Nuove tendenze nella ricerca di informazioni online

“Lo chiedo a ChatGPT” è una delle frasi che ultimamente sentiamo più spesso. Con la crescente popolarità degli assistenti AI, sempre più utenti si rivolgono a queste piattaforme per trovare risposte rapide. Ma cosa significa questo per il futuro della ricerca online e per il predominio di Google? ​Ci è infatti sorta questa domanda: ChatGPT può davvero sostituire Google, il motore di ricerca per eccellenza? E se sì, come potrebbero adattarsi gli strumenti di IA alle logiche pubblicitarie che sostengono la produzione editoriale?​

Secondo il rapporto “Google vs ChatGPT Market Share: 2025 Report” pubblicato da First Page Sage ad agosto 2025, Google mantiene una posizione dominante nel mercato globale delle ricerche online, processando circa l’81,6% di tutte le query digitali a livello mondiale. ChatGPT rappresenta ormai il 9% del volume complessivo delle ricerche, affermandosi come il principale competitor tra i motori di ricerca basati su intelligenza artificiale, mentre il restante 7,4% viene spartito tra altri player come Bing, Perplexity e altri assistenti AI. Questi dati mettono in evidenza come la crescita esponenziale delle richieste rivolte a ChatGPT degli ultimi anni abbia ridotto il divario con Google, pur confermando la leadership globale di quest’ultimo per quota assoluta di ricerche online. Nella pratica, gli utenti talvolta si sovrappongono nell’uso di entrambi, utilizzando ChatGPT per approfondimenti e Google per ricerche rapide o contestuali.​

Le preferenze degli utenti variano a seconda dell’età e del tipo di ricerca. Uno studio di Evercor ISI ha rivelato che il 55% della Generazione Z e il 50% dei Millennials negli Stati Uniti utilizzano ChatGPT, soprattutto per ricerche che richiedono risposte sintetiche e immediate. Tuttavia Google rimane centrale per ricerche che richiedono aggiornamenti in tempo reale, notizie, e fonti altamente affidabili. In questo senso, ChatGPT non sostituisce Google, ma ne amplia le modalità di ricerca.​

Per adattarsi a questi cambiamenti, a marzo 2025 Google ha introdotto in Italia AI Overview, che fornisce sintesi di contenuti direttamente nelle pagine di ricerca. Questo strumento sta però avendo un impatto enorme sul traffico verso i siti editoriali, con una riduzione fino al 25% del traffico e delle entrate pubblicitarie, come evidenziato da Salvatore Aranzulla in un’intervista. La Federazione Italiana Editori e Giornalisti ha definito AI Overview un «traffic killer» in un reclamo formale all’Agcom, sostenendo che Google sottrae visibilità e ricavi agli editori, mettendo a rischio la sostenibilità economica e la diversità dei media, con rischi per la trasparenza e l’informazione democratica.​ Inoltre la recente introduzione di AI Mode nel motore di Google non può che accentuare questa tendenza.

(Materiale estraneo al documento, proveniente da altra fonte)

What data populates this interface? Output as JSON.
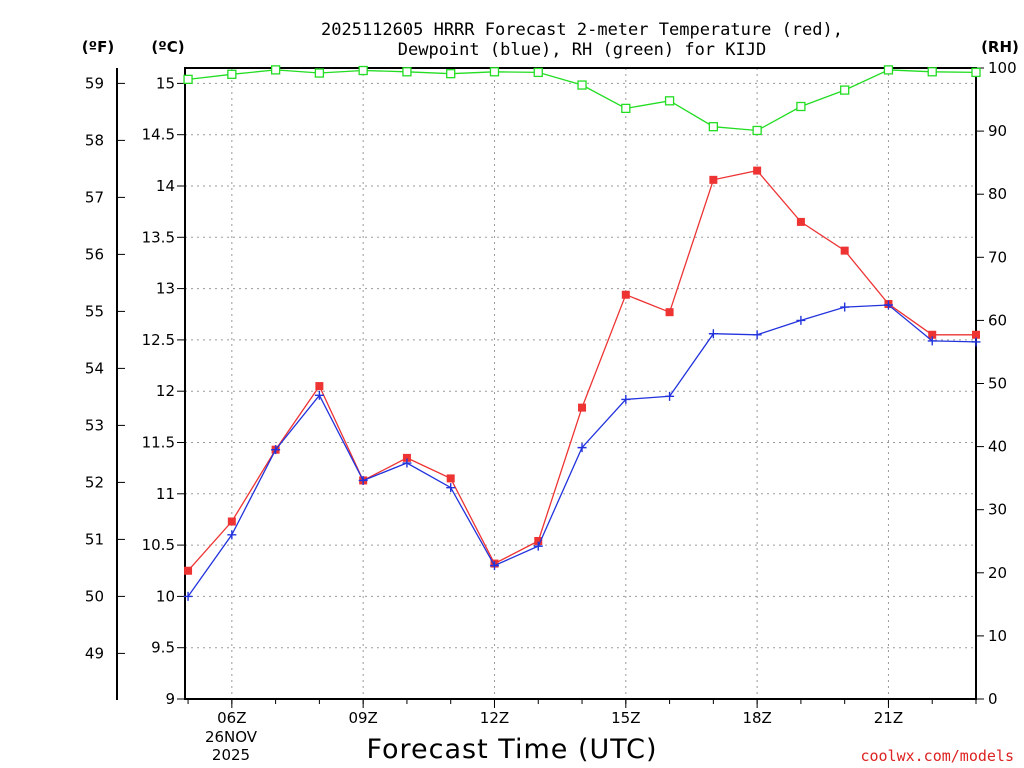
{
  "chart_data": {
    "type": "line",
    "title_line1": "2025112605 HRRR Forecast 2-meter Temperature (red),",
    "title_line2": "Dewpoint (blue), RH (green) for KIJD",
    "xlabel": "Forecast Time (UTC)",
    "credit": "coolwx.com/models",
    "unit_f": "(ºF)",
    "unit_c": "(ºC)",
    "unit_rh": "(RH)",
    "x_hours": [
      5,
      6,
      7,
      8,
      9,
      10,
      11,
      12,
      13,
      14,
      15,
      16,
      17,
      18,
      19,
      20,
      21,
      22,
      23
    ],
    "x_tick_labels": [
      {
        "hour": 6,
        "label": "06Z"
      },
      {
        "hour": 9,
        "label": "09Z"
      },
      {
        "hour": 12,
        "label": "12Z"
      },
      {
        "hour": 15,
        "label": "15Z"
      },
      {
        "hour": 18,
        "label": "18Z"
      },
      {
        "hour": 21,
        "label": "21Z"
      }
    ],
    "date_label_line1": "26NOV",
    "date_label_line2": "2025",
    "left_c_axis": {
      "min": 9,
      "max": 15.15,
      "ticks": [
        "9",
        "9.5",
        "10",
        "10.5",
        "11",
        "11.5",
        "12",
        "12.5",
        "13",
        "13.5",
        "14",
        "14.5",
        "15"
      ]
    },
    "left_f_axis": {
      "ticks": [
        "49",
        "50",
        "51",
        "52",
        "53",
        "54",
        "55",
        "56",
        "57",
        "58",
        "59"
      ]
    },
    "right_rh_axis": {
      "min": 0,
      "max": 100,
      "ticks": [
        "0",
        "10",
        "20",
        "30",
        "40",
        "50",
        "60",
        "70",
        "80",
        "90",
        "100"
      ]
    },
    "series": [
      {
        "name": "Temperature",
        "color": "#ee3333",
        "marker": "filled-square",
        "values_c": [
          10.25,
          10.73,
          11.43,
          12.05,
          11.13,
          11.35,
          11.15,
          10.32,
          10.54,
          11.84,
          12.94,
          12.77,
          14.06,
          14.15,
          13.65,
          13.37,
          12.85,
          12.55,
          12.55
        ]
      },
      {
        "name": "Dewpoint",
        "color": "#2233dd",
        "marker": "plus",
        "values_c": [
          10.0,
          10.6,
          11.43,
          11.96,
          11.13,
          11.3,
          11.06,
          10.3,
          10.49,
          11.45,
          11.92,
          11.95,
          12.56,
          12.55,
          12.69,
          12.82,
          12.84,
          12.49,
          12.48
        ]
      },
      {
        "name": "RH",
        "color": "#22dd22",
        "marker": "open-square",
        "values_rh": [
          98.2,
          99.0,
          99.7,
          99.2,
          99.6,
          99.4,
          99.1,
          99.4,
          99.3,
          97.3,
          93.6,
          94.8,
          90.7,
          90.1,
          93.9,
          96.5,
          99.7,
          99.4,
          99.3
        ]
      }
    ]
  }
}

Sembra opportuno notare che i problemi per gli editori precedevano l’introduzione di AI Overview, dato che l’uso di ChatGPT e altre AI ha già inciso enormemente sul traffico e sui ricavi pubblicitari. Per far fronte a queste criticità, sono nate proposte come quelle di Perplexity AI, che ha introdotto un programma da 42,5 milioni di dollari per condividere i ricavi con gli editori in base all’uso dei loro contenuti da parte dell’AI. Tuttavia, restano dubbi sulla trasparenza e sull’effettiva efficacia di questi modelli.​

Ad oggi, sostituire completamente Google con AI come ChatGPT appare molto remoto. Tuttavia, è innegabile che l’avvento e la diffusione degli strumenti di IA generativa abbiano rivoluzionato la ricerca online, aprendo nuovi scenari di sviluppo e ponendo opportunità e soprattutto sfide per editori, utenti e modelli di business.​

Rimane aperto il dibattito su come bilanciare innovazione tecnologica, sostenibilità dell’informazione e dinamiche economiche: riusciranno le AI a integrarsi con il mondo dell’editoria senza comprometterne la diversità e la qualità?

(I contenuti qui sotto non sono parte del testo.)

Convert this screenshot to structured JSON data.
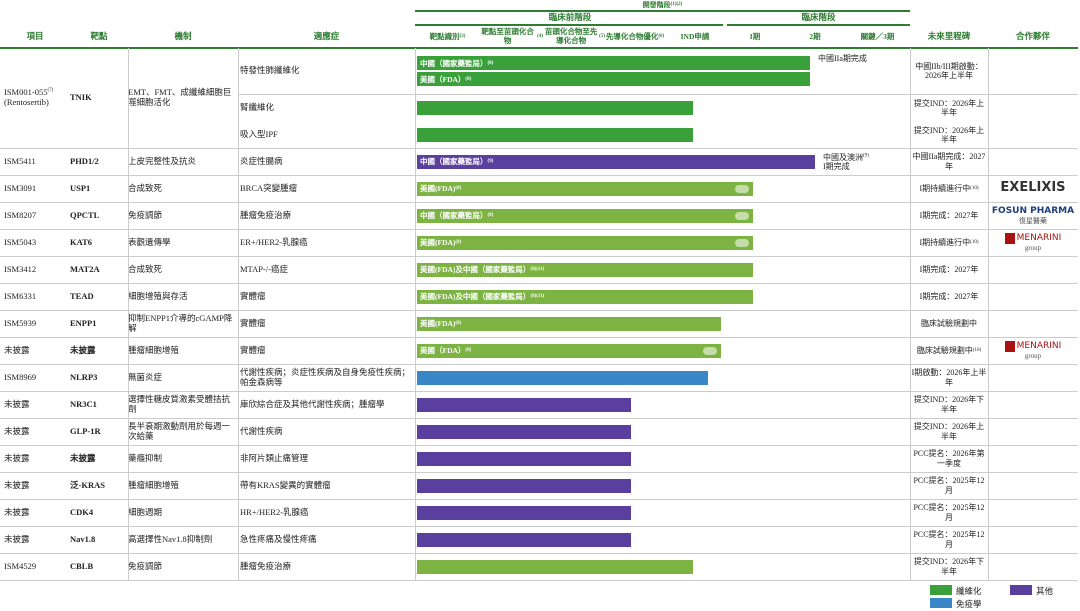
{
  "header": {
    "stage": "開發階段",
    "stage_sup": "(1)(2)",
    "preclinical": "臨床前階段",
    "clinical": "臨床階段",
    "columns": {
      "project": "項目",
      "target": "靶點",
      "mechanism": "機制",
      "indication": "適應症",
      "milestone": "未來里程碑",
      "partner": "合作夥伴"
    },
    "stages": [
      {
        "label": "靶點識別",
        "sup": "(3)"
      },
      {
        "label": "靶點至苗頭化合物",
        "sup": "(4)"
      },
      {
        "label": "苗頭化合物至先導化合物",
        "sup": "(5)"
      },
      {
        "label": "先導化合物優化",
        "sup": "(6)"
      },
      {
        "label": "IND申請"
      },
      {
        "label": "I期"
      },
      {
        "label": "2期"
      },
      {
        "label": "關鍵／3期"
      }
    ]
  },
  "rows": [
    {
      "project": "ISM001-055",
      "project_sup": "(7)",
      "project_alias": "(Rentosertib)",
      "target": "TNIK",
      "mechanism": "EMT、FMT、成纖維細胞巨噬細胞活化",
      "indications": [
        {
          "name": "特發性肺纖維化",
          "milestone": "中國IIb/III期啟動：2026年上半年",
          "bars": [
            {
              "label": "中國（國家藥監局）",
              "sup": "(8)",
              "note": "中國IIa期完成"
            },
            {
              "label": "美國（FDA）",
              "sup": "(8)"
            }
          ]
        },
        {
          "name": "腎纖維化",
          "milestone": "提交IND：2026年上半年",
          "bars": [
            {}
          ]
        },
        {
          "name": "吸入型IPF",
          "milestone": "提交IND：2026年上半年",
          "bars": [
            {}
          ]
        }
      ]
    },
    {
      "project": "ISM5411",
      "target": "PHD1/2",
      "mechanism": "上皮完整性及抗炎",
      "indications": [
        {
          "name": "炎症性腸病",
          "milestone": "中國IIa期完成：2027年",
          "bars": [
            {
              "label": "中國（國家藥監局）",
              "sup": "(9)",
              "note": "中國及澳洲",
              "note_sup": "(9)",
              "note2": "I期完成"
            }
          ]
        }
      ]
    },
    {
      "project": "ISM3091",
      "target": "USP1",
      "mechanism": "合成致死",
      "partner": "EXELIXIS",
      "indications": [
        {
          "name": "BRCA突變腫瘤",
          "milestone": "I期持續進行中",
          "milestone_sup": "(10)",
          "bars": [
            {
              "label": "美國(FDA)",
              "sup": "(8)"
            }
          ]
        }
      ]
    },
    {
      "project": "ISM8207",
      "target": "QPCTL",
      "mechanism": "免疫調節",
      "partner": "FOSUN PHARMA",
      "partner_sub": "復星醫藥",
      "indications": [
        {
          "name": "腫瘤免疫治療",
          "milestone": "I期完成：2027年",
          "bars": [
            {
              "label": "中國（國家藥監局）",
              "sup": "(8)"
            }
          ]
        }
      ]
    },
    {
      "project": "ISM5043",
      "target": "KAT6",
      "mechanism": "表觀遺傳學",
      "partner": "MENARINI",
      "partner_sub": "group",
      "indications": [
        {
          "name": "ER+/HER2-乳腺癌",
          "milestone": "I期持續進行中",
          "milestone_sup": "(10)",
          "bars": [
            {
              "label": "美國(FDA)",
              "sup": "(8)"
            }
          ]
        }
      ]
    },
    {
      "project": "ISM3412",
      "target": "MAT2A",
      "mechanism": "合成致死",
      "indications": [
        {
          "name": "MTAP-/-癌症",
          "milestone": "I期完成：2027年",
          "bars": [
            {
              "label": "美國(FDA)及中國（國家藥監局）",
              "sup": "(8)(11)"
            }
          ]
        }
      ]
    },
    {
      "project": "ISM6331",
      "target": "TEAD",
      "mechanism": "細胞增殖與存活",
      "indications": [
        {
          "name": "實體瘤",
          "milestone": "I期完成：2027年",
          "bars": [
            {
              "label": "美國(FDA)及中國（國家藥監局）",
              "sup": "(8)(11)"
            }
          ]
        }
      ]
    },
    {
      "project": "ISM5939",
      "target": "ENPP1",
      "mechanism": "抑制ENPP1介導的cGAMP降解",
      "indications": [
        {
          "name": "實體瘤",
          "milestone": "臨床試驗規劃中",
          "bars": [
            {
              "label": "美國(FDA)",
              "sup": "(8)"
            }
          ]
        }
      ]
    },
    {
      "project": "未披露",
      "target": "未披露",
      "mechanism": "腫瘤細胞增殖",
      "partner": "MENARINI",
      "partner_sub": "group",
      "indications": [
        {
          "name": "實體瘤",
          "milestone": "臨床試驗規劃中",
          "milestone_sup": "(10)",
          "bars": [
            {
              "label": "美國（FDA）",
              "sup": "(8)"
            }
          ]
        }
      ]
    },
    {
      "project": "ISM8969",
      "target": "NLRP3",
      "mechanism": "無菌炎症",
      "indications": [
        {
          "name": "代謝性疾病；炎症性疾病及自身免疫性疾病；帕金森病等",
          "milestone": "I期啟動：2026年上半年",
          "bars": [
            {}
          ]
        }
      ]
    },
    {
      "project": "未披露",
      "target": "NR3C1",
      "mechanism": "選擇性糖皮質激素受體拮抗劑",
      "indications": [
        {
          "name": "庫欣綜合症及其他代謝性疾病；腫瘤學",
          "milestone": "提交IND：2026年下半年",
          "bars": [
            {}
          ]
        }
      ]
    },
    {
      "project": "未披露",
      "target": "GLP-1R",
      "mechanism": "長半衰期激動劑用於每週一次給藥",
      "indications": [
        {
          "name": "代謝性疾病",
          "milestone": "提交IND：2026年上半年",
          "bars": [
            {}
          ]
        }
      ]
    },
    {
      "project": "未披露",
      "target": "未披露",
      "mechanism": "藥癮抑制",
      "indications": [
        {
          "name": "非阿片類止痛管理",
          "milestone": "PCC提名：2026年第一季度",
          "bars": [
            {}
          ]
        }
      ]
    },
    {
      "project": "未披露",
      "target": "泛-KRAS",
      "mechanism": "腫瘤細胞增殖",
      "indications": [
        {
          "name": "帶有KRAS變異的實體瘤",
          "milestone": "PCC提名：2025年12月",
          "bars": [
            {}
          ]
        }
      ]
    },
    {
      "project": "未披露",
      "target": "CDK4",
      "mechanism": "細胞週期",
      "indications": [
        {
          "name": "HR+/HER2-乳腺癌",
          "milestone": "PCC提名：2025年12月",
          "bars": [
            {}
          ]
        }
      ]
    },
    {
      "project": "未披露",
      "target": "Nav1.8",
      "mechanism": "高選擇性Nav1.8抑制劑",
      "indications": [
        {
          "name": "急性疼痛及慢性疼痛",
          "milestone": "PCC提名：2025年12月",
          "bars": [
            {}
          ]
        }
      ]
    },
    {
      "project": "ISM4529",
      "target": "CBLB",
      "mechanism": "免疫調節",
      "indications": [
        {
          "name": "腫瘤免疫治療",
          "milestone": "提交IND：2026年下半年",
          "bars": [
            {}
          ]
        }
      ]
    }
  ],
  "legend": [
    {
      "label": "纖維化"
    },
    {
      "label": "免疫學"
    },
    {
      "label": "其他"
    }
  ]
}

Dicci cosa ne pensi nei commenti.

Articolo molto interessante, su un tema emergente che influenzerà in maniera rilevante il nostro modo di navigare e ricercare informazioni sul web. Tra l’altro Google ha messo fine a un progetto che aveva come scopo quello di fornire un’alternativa ai cookies e all’advertising relativo, che però quasi nessuno ha voluto adottare: Privacy Sandbox è morto. Google mette fine al progetto sulla pubblicità “senza cookie” | DDay.it

Google ha inventato un modello di business a cui tutti si sono adeguati e con cui bisogna fare i conti ogni volta che si propone una novità che riguarda tale meccanismo pubblicitario e informativo del web.